Идея отгораживания от мира и слияния с вещами оказывается близка Хубееву, возможно, еще и потому, что уже в какой-то степени реализована в его фирменном методе работы. Поиск новых приемов игры с этой точки зрения превращается в исследование окружающей нас материальной вселенной, растворение в объектах — и текст Бродского прочитывается чуть ли не гимном практике musique concrète instrumentale. Вообще, к Бродскому и его эстетическим пересечениям с contemporary music, кажется, стоит присмотреться внимательней. К примеру, известная сентенция из другого стихотворения — «Моя песня была лишена мотива, но зато ее хором не спеть» — сводит к краткой формуле эстетико-политическую философию всего послевоенного европейского авангарда.
Заново читая известный всем текст, Хубеев находит в нем (и преподносит публике) смыслы, не обнаруженные ранее — и при этом важные не только для его личного, но и, пожалуй, для общекомпозиторского опыта.
Дмитрий Бурцев, Revisité: Обещание блаженства
В постпремьерном интервью на «Сигме» автор называет источник вдохновения для своей пьесы — аллеманду из первой виольной сюиты Антуана Форкре — и уточняет: из барочной композиции берутся не конкретные ноты, а общая структура, соотношение базовых элементов, после чего этот скелет облекается новой плотью. Слуховые впечатления подтверждают сказанное: хотя партитура Бурцева явно самостоятельна, некое глубинное родство между ней и пьесой Форкре налицо — в используемых гармонических формулах, в модусе переживания и в свойственной обеим своеобразной хрупкой нежности. При этом, разумеется, перед нами не стилизация — дистанция в несколько веков в языковом и чувственном опыте авторов тоже отлично слышна.

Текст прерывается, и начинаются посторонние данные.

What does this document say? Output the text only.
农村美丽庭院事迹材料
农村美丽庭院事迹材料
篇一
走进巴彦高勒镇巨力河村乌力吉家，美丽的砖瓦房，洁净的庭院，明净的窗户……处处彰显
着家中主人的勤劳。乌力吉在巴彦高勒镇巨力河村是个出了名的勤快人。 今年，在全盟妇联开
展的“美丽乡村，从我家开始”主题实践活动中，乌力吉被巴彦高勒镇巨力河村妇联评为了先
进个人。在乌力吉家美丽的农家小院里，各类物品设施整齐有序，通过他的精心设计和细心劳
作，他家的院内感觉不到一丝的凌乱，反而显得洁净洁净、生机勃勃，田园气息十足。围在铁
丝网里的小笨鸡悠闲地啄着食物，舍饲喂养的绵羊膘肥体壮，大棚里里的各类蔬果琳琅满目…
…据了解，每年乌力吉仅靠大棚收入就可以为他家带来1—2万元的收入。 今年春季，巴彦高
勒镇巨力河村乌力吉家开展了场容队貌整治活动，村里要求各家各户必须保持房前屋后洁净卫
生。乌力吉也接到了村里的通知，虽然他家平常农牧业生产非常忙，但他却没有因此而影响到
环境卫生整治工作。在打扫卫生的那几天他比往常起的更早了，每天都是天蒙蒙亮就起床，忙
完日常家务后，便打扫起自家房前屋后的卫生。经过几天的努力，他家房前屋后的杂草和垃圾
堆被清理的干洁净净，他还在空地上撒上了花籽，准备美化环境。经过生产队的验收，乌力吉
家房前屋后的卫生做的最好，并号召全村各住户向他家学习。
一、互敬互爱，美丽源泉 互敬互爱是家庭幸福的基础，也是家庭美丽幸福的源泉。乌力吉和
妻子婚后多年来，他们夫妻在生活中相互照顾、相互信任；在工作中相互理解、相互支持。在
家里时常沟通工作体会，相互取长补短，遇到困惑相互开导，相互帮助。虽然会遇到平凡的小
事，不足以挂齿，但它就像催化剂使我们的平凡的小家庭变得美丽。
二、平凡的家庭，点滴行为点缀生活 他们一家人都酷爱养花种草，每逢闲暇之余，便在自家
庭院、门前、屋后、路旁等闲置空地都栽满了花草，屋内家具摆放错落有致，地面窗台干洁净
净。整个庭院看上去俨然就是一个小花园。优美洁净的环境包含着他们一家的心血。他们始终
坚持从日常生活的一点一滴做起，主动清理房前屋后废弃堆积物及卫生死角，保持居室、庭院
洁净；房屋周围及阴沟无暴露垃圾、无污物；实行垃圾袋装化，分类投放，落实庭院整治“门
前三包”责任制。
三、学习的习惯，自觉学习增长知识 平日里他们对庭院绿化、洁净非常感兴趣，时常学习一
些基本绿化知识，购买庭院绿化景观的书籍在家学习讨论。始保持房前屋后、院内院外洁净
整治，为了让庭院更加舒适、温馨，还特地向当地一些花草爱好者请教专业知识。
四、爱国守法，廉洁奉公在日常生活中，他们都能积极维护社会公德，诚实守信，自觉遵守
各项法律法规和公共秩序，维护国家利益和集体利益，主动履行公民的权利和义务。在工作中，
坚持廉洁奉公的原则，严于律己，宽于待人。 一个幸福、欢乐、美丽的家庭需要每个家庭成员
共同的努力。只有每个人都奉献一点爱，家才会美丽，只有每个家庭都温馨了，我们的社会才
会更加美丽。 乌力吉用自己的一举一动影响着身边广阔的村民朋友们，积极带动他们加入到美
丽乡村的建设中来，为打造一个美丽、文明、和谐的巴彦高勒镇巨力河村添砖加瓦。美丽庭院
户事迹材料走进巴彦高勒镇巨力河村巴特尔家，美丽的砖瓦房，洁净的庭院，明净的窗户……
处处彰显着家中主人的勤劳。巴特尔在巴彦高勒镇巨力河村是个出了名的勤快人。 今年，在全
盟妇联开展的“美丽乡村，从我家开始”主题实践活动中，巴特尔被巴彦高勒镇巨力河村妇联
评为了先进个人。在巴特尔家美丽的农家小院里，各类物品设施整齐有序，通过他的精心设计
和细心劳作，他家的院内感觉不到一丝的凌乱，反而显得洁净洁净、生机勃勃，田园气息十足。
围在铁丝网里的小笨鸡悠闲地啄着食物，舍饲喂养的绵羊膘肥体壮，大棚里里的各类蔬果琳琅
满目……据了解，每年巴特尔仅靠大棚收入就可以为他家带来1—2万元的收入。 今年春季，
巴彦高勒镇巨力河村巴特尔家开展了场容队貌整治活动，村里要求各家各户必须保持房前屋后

Стиль вещи Бурцева можно было бы определить как «гипербарокко». На каждый квази-барочный компонент здесь находится усложняющая его деталь. Архаичные дорийские ключевые знаки — и при этом ля-бемоль минор, тональность, скорее, позднеромантическая, ближе к новому маньеризму belle époque, чем к эпохе Короля-солнце. Орнаментирование мелодии — но достигающее такой интенсивности, что фактуру рояля уместней сравнивать с Равелем, чем с его дальними предшественниками-клавесинистами (кому-то из рецензентов «Русской музыки 2.0» в Revisité послышался и вовсе Мессиан, но равелевский меланхоличный колорит, кажется, имеет к пьесе Бурцева куда больше отношения).
Пьесой управляет тональная гармония — но музыка существует исключительно в средне-высоком регистре (нет ни одного звука ниже малой октавы, а большая их часть — где-то во второй-третьей). Гармонический бас, ground, в этих условиях перестает выполнять свою «заземляющую» функцию, музыка оказывается «антигравитационной», легкой и почти бесплотной (если не беспилотной). Периодическое замирание движения усиливает ощущение парения — темп становится менее ощутимым, ход времени растворяется в самом себе. Музыка витает как перышко в небе или как масляная капля в жидкости: Эйзенштейн когда-то сравнивал эту образность с возвращением в пренатальное состояние — и символически связывал с образом утраченного рая, идеального существования без потрясений и бед.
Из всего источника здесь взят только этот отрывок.